In terms of pigs and poultry, the industry has been dealing with dramatic changes in the supplies of feed ingredients that are available, he said. Corn in the U.S. has been replaced to some extent with distillers’ grains products such as DDGS, which is a byproduct of ethanol production.
“In the process that has changed the nature of diets somewhat,” he said. “There’s a lot less starch and a lot more fiber. Also, DDGS has generally less fat. Partly because our traditional fat source has been diverted to biodiesel production, we have had to adapt to that. That is exacerbated now that ethanol producers are taking fat out of ethanol co-products. So we’re in an era where we’re learning how to deal with lower energy density in diets for pigs and poultry.”
Philippe de Laperouse, managing director of HighQuest Partners, opened the conference with a presentation on how investment interest in the agriculture sector has grown dramatically over the past five years, creating unique opportunities for allocating capital across the supply chain and around the world.
He said institutional investors, which include organizations such as banks, insurance companies, hedge funds and mutual funds, are increasingly looking to purchase farmland.

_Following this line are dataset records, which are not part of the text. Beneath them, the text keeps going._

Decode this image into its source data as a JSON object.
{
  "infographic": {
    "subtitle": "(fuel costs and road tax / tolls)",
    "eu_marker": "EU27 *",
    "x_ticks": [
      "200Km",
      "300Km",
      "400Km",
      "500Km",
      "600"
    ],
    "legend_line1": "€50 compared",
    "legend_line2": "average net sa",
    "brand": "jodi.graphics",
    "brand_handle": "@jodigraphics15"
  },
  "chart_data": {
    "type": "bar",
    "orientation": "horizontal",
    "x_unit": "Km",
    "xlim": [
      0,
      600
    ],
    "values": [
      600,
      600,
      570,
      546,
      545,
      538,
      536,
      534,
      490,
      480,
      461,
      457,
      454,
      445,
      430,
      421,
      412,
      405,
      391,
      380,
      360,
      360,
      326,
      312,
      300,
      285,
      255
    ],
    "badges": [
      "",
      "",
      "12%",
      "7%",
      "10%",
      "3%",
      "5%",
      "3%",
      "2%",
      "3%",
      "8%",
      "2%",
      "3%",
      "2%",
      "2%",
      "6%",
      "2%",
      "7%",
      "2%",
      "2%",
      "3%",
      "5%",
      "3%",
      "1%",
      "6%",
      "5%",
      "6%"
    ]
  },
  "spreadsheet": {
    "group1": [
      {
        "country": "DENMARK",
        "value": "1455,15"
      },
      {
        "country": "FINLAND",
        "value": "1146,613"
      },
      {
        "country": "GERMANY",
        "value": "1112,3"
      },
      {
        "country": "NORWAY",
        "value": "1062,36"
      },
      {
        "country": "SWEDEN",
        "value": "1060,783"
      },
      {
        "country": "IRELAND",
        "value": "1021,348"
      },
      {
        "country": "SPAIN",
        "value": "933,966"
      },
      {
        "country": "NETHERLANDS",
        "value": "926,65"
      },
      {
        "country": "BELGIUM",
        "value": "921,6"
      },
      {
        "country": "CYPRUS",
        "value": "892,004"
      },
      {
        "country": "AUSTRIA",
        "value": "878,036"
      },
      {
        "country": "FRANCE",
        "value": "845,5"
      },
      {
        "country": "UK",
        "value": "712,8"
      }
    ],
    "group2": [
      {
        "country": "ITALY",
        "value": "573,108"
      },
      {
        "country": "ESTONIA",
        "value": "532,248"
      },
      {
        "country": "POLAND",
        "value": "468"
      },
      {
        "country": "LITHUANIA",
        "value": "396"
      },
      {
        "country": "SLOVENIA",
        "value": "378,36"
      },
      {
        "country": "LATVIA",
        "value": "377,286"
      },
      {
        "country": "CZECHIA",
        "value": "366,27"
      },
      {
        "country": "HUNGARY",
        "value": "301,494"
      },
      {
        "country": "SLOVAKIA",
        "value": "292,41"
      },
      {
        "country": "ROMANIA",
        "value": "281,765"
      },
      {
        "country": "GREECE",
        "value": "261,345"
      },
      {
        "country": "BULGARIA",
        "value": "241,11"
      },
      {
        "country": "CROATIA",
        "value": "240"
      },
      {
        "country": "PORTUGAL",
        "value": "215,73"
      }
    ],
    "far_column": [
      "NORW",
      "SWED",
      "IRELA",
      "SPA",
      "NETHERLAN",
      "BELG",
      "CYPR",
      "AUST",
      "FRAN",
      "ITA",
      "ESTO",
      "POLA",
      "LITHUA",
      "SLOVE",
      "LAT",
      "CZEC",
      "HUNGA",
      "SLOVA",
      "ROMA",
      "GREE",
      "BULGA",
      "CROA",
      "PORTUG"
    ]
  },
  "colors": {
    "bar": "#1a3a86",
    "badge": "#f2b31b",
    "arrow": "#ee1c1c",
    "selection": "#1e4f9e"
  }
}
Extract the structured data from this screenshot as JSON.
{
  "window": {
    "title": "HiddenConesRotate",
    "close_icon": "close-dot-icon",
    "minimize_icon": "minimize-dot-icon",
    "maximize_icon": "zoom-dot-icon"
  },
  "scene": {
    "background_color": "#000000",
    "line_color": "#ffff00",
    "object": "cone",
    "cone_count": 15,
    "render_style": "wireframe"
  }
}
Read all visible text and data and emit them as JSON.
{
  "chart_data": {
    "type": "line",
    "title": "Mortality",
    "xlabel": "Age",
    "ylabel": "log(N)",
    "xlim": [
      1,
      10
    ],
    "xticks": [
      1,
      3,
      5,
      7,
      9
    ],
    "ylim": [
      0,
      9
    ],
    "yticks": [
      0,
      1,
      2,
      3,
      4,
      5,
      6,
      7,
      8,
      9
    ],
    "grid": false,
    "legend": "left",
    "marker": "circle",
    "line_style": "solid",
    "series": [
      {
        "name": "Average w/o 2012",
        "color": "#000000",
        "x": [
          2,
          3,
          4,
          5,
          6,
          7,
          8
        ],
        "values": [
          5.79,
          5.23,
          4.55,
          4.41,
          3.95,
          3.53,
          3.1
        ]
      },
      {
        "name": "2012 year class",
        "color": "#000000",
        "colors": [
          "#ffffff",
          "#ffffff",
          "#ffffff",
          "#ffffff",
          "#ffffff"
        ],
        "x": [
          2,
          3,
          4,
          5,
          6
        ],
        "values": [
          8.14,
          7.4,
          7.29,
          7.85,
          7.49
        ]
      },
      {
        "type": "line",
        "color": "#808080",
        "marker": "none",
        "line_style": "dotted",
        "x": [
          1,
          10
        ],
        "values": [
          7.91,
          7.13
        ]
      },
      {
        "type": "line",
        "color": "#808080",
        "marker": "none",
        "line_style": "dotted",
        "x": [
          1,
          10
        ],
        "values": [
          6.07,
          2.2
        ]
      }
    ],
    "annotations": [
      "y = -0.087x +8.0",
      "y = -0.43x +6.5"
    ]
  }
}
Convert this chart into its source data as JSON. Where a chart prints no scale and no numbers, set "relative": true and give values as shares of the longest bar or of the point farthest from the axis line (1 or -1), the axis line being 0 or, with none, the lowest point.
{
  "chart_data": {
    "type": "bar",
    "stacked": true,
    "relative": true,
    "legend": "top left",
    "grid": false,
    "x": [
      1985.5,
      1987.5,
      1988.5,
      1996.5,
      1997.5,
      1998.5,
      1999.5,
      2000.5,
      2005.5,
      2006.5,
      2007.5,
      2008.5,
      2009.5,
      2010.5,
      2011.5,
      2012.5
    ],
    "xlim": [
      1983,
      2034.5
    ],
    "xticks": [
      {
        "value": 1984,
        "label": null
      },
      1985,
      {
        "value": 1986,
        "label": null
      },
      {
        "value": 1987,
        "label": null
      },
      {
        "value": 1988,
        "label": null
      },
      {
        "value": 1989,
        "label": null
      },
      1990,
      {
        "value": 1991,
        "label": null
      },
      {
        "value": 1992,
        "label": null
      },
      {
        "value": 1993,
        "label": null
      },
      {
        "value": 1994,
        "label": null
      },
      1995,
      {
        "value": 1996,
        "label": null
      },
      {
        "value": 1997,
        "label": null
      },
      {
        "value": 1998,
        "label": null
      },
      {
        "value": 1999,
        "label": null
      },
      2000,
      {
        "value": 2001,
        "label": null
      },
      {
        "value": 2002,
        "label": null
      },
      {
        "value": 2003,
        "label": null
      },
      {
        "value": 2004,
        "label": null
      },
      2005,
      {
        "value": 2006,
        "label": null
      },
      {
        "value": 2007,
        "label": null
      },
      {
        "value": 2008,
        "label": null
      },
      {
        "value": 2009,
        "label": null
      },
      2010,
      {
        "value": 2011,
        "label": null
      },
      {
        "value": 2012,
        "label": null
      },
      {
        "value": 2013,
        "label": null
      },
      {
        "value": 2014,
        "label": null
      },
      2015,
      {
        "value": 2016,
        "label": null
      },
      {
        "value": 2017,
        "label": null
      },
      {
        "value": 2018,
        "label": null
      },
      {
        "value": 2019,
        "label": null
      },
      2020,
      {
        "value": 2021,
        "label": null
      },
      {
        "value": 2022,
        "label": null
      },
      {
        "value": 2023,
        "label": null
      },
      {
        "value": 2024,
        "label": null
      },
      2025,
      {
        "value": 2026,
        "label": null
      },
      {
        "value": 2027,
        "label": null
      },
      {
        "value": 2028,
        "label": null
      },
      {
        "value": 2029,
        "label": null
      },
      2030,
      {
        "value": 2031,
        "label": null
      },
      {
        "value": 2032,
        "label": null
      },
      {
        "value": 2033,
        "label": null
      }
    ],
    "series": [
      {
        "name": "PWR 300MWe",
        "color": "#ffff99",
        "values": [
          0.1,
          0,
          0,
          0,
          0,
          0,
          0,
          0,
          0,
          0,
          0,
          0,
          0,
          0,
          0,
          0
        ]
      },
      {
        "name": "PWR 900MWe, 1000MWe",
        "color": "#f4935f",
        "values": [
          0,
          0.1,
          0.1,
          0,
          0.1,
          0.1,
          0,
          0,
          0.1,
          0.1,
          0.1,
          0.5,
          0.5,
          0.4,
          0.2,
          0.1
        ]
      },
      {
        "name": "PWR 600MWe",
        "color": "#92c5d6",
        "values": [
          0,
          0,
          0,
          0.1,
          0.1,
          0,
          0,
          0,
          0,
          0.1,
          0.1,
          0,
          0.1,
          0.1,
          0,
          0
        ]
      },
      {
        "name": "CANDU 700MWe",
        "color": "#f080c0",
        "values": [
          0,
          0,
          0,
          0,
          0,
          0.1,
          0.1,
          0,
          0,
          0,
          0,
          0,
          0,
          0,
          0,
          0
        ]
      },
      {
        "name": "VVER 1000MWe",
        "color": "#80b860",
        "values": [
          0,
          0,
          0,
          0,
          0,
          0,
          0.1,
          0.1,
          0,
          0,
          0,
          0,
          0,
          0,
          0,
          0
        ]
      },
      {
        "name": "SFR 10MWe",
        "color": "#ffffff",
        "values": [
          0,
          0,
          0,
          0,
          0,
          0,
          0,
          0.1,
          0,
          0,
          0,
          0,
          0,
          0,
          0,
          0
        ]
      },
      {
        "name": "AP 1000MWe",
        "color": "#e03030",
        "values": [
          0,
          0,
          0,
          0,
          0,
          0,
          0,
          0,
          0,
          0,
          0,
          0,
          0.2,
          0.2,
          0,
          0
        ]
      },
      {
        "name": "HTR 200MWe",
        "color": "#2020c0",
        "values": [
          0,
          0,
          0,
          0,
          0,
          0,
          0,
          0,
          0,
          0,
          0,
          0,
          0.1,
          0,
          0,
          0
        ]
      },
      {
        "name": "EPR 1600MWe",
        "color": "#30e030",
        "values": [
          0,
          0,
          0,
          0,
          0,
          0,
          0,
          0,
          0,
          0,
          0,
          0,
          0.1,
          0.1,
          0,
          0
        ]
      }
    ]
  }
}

There are currently several key factors driving farmland values upward, de Laperouse said, including population and GDP growth in developing markets, as well as the biofuels mandates and other industrial uses for grain and oilseed crops, which has created record demand.
Other bullish factors include:
•Global agriculture has seen 4% to 5% annual growth in recent years.
•The total global agriculture market value is estimated at more than $6.4 trillion.
•Global agriculture trade value is expected to increase by 2.7% over the next 10 years.
•Trade of agricultural commodities is forecast to exceed 520 million tonnes in the next 10 years due to rising demand in China, India and other developing countries.
•The rate of increase in supply is slower than the rate of increase in demand.
•High and volatile grain prices are sending price signals for expansion of land used for crop production.
Although crop yields are increasing, Laperouse noted that in recent years the increases have decelerated, which means there is pressure to put more land into crop production to meet demand.
Laperouse said 65 to 68 million hectares will have to be put into production over the next decade to meet demand for grains and oilseeds.
“North America and South America continue to attract the majority of interest on the part of our investors,” he said. “We are seeing more interest in Eastern Europe. We are also seeing North Africa attract more investment as well as sub-Saharan Africa.”